This is also bad because the risk of AI "inbreeding" is real. I have seen invisi...

sebzim4500 · on March 30, 2023

Worst case scenario they just start only training on pre-2020 data and then finetuning on a dataset which they somehow know to be 'clean'.

In practice though I doubt that AI contamination is actually a problem. Otherwise how would e.g.
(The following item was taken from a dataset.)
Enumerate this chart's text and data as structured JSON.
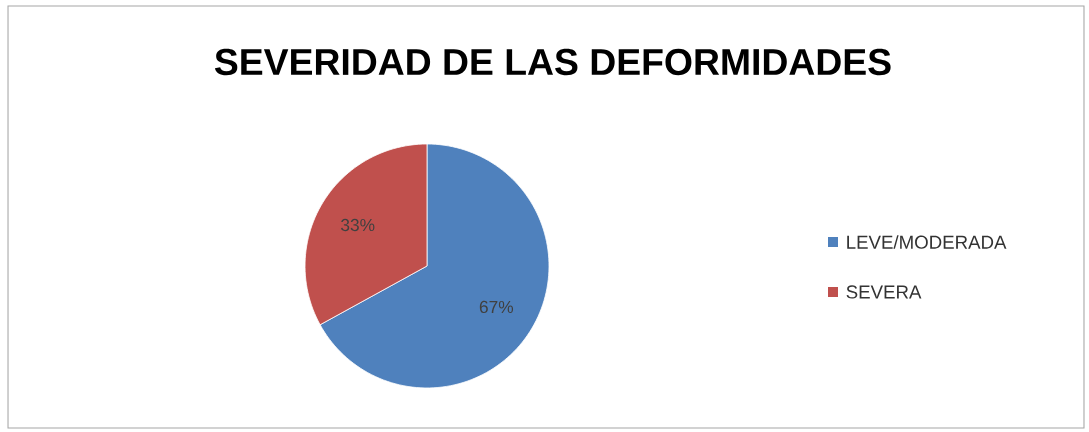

AlphaZero work so well (which is effectively only trained on its own data).

whimsicalism · on March 30, 2023

The parallels with AlphaZero are not so easy.

The problem is you need some sort of arbiter of who has "won" a conversation but if the arbiter is just another transformer emitting a score, the models will compete to match the incomplete picture of reasoning given by the arbiter.

sebzim4500 · on April 1, 2023

We have that though, just train on the buzzfeed articles that get the most attention or the tweets that get the most likes, etc.

brucethemoose2 · on March 30, 2023

It could degrade the model in a way that avoids the metrics they use for gauging quality.

The distortions that showed up in ESRGAN (for instance) didnt seem to effect the SSIM or anything (and in fact it was training with MS SSIM loss), but the "noise splotches" and "swirlies" as I call them were noticable in some of the output, but you have to go back and look really hard at the initial dataset to spot what it was picking up. Sometimes, even after cleaning, it felt like what it was picking up on was completely invisible.

TLDR Google may not even notice the inbreeding until its already a large issue, and they may be reluctant to scrap so much work on the model.